The first two singles, "Cold Fear" and "Creepin", recall the Sisters of Mercy and Daydream Nation-era Sonic Youth, respectively, both fashioning a frigid atmosphere as well as exhibiting the album's most conventional pop hooks. "Cult of Moloch", "Will of the Devil", and "White Rose" are also characterized, to an extent, by an approach drawn from post-punk. This is particularly so in the austere drumming which occasionally sounds simpler than that of even Doktor Avalanche, the name the Sisters of Mercy gave to their drum machine. But with this trio of songs, there is a greater devotion to pulling up a melody, creating a narrow tunnel around it, and setting it off with a sense of motion for a period of contemplation and assimilation. These three songs are highlights, and they appear together in a sequence at the end of the album, combining for nearly 24 minutes.

"White Rose" is the most charismatic expression of the band’s approach to psychedelic musical arrangement, the most uncompromising at ten minutes, with no wasted moments, and it achieves a graceful, somnolent rapture. It opens with the sound of slashing wind and a steady unchanging beat, for a moment conjuring an uncanny resemblance to "L.A. Woman" by the Doors. In no hurry, the band introduces a melodic phrase and just repeats it, as if imparting to the listener a single pattern for consumption and the time to digest it. The song exhibits no multifaceted approach to composition and does not develop themes that foreshadow and allude over the course of its running time. It merely establishes a mood and, if the listener is on-board with Moon Duo, a sustained suspension of outside things.
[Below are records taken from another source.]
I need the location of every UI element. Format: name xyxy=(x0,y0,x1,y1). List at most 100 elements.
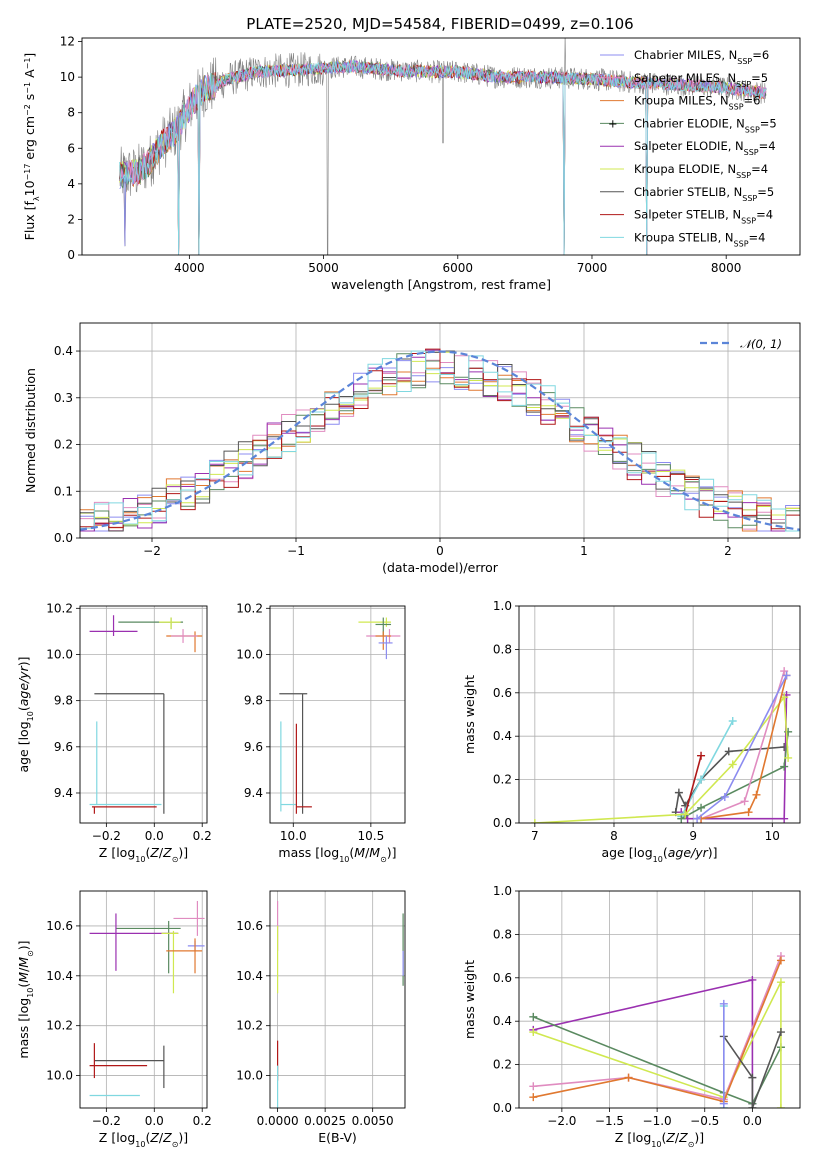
series-marker xyxy=(748,1104,757,1108)
y-tick-label: 10.6 xyxy=(46,919,73,933)
y-tick-label: 0.2 xyxy=(493,773,512,787)
x-tick-label: 10.0 xyxy=(280,829,307,843)
series-line xyxy=(533,955,782,1101)
plot-area-mass_vs_Z xyxy=(89,900,205,1097)
point-chabrier-miles xyxy=(378,636,393,660)
x-tick-label: 0.0000 xyxy=(257,1114,299,1128)
y-tick-label: 4 xyxy=(67,177,75,191)
series-chabrier-elodie xyxy=(677,727,793,823)
axes-frame xyxy=(269,605,406,824)
axes-frame xyxy=(269,890,406,1109)
y-tick-label: 0.6 xyxy=(493,686,512,700)
point-salpeter-stelib xyxy=(89,1043,148,1079)
x-tick-label: 0.0 xyxy=(145,1114,164,1128)
series-marker xyxy=(530,819,539,823)
y-tick-label: 1.0 xyxy=(493,884,512,898)
grid-mass_vs_Z xyxy=(80,891,207,1108)
x-tick-label: −0.2 xyxy=(92,829,121,843)
y-tick-label: 9.6 xyxy=(54,740,73,754)
chart-mass_vs_ebv: 0.0000 0.0025 0.0050 10.0 10.2 10.4 10.6 E(B-V) xyxy=(236,890,406,1145)
series-marker xyxy=(780,814,789,823)
series-marker xyxy=(674,788,683,797)
series-marker xyxy=(697,751,706,760)
point-kroupa-elodie xyxy=(358,617,392,627)
x-axis-label: E(B-V) xyxy=(318,1130,357,1145)
grid-mass_vs_ebv xyxy=(270,891,405,1108)
x-axis-label: Z [log10(Z/Z⊙)] xyxy=(99,845,188,864)
series-kroupa-miles xyxy=(529,956,785,1106)
series-marker xyxy=(776,1104,785,1108)
series-marker xyxy=(529,1082,538,1091)
chart-weights_vs_age: 7 8 9 10 0.0 0.2 0.4 0.6 0.8 1.0 age [log10(age/yr… xyxy=(462,599,801,864)
series-line xyxy=(700,670,785,820)
series-marker xyxy=(724,747,733,756)
series-marker xyxy=(728,760,737,769)
point-kroupa-stelib xyxy=(280,721,297,812)
y-tick-label: 0.1 xyxy=(54,484,73,498)
x-tick-label: 0.0 xyxy=(145,829,164,843)
plot-area-mass_vs_ebv xyxy=(277,900,404,1108)
y-tick-label: 10.4 xyxy=(236,969,263,983)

There are two points mentioned above that invite additional scrutiny. The first point is the matter of simplicity. Whereas the highlights of Occult Architecture, Vol. 1 are artful in their simple arrangements and concepts, stretches of the album could be fairly characterized as too straightforward and simplistic. That is certainly the case for "Cross-Town Fade", an almost eight-minute song with no hook, no allure, and unfortunate in its mid-album sequencing. The second point concerns the listener's willingness follow Moon Duo, and how far to follow them. One with an openness and patience for this type of music, undoubtedly, will be more willing and inclined to perceive their imagery, conceptual curiosities, and principles as opportunities to submit and to drift, rather than -- more prosaically, for others -- as skillful and accomplished psychedelia with occasional lapses into listlessness.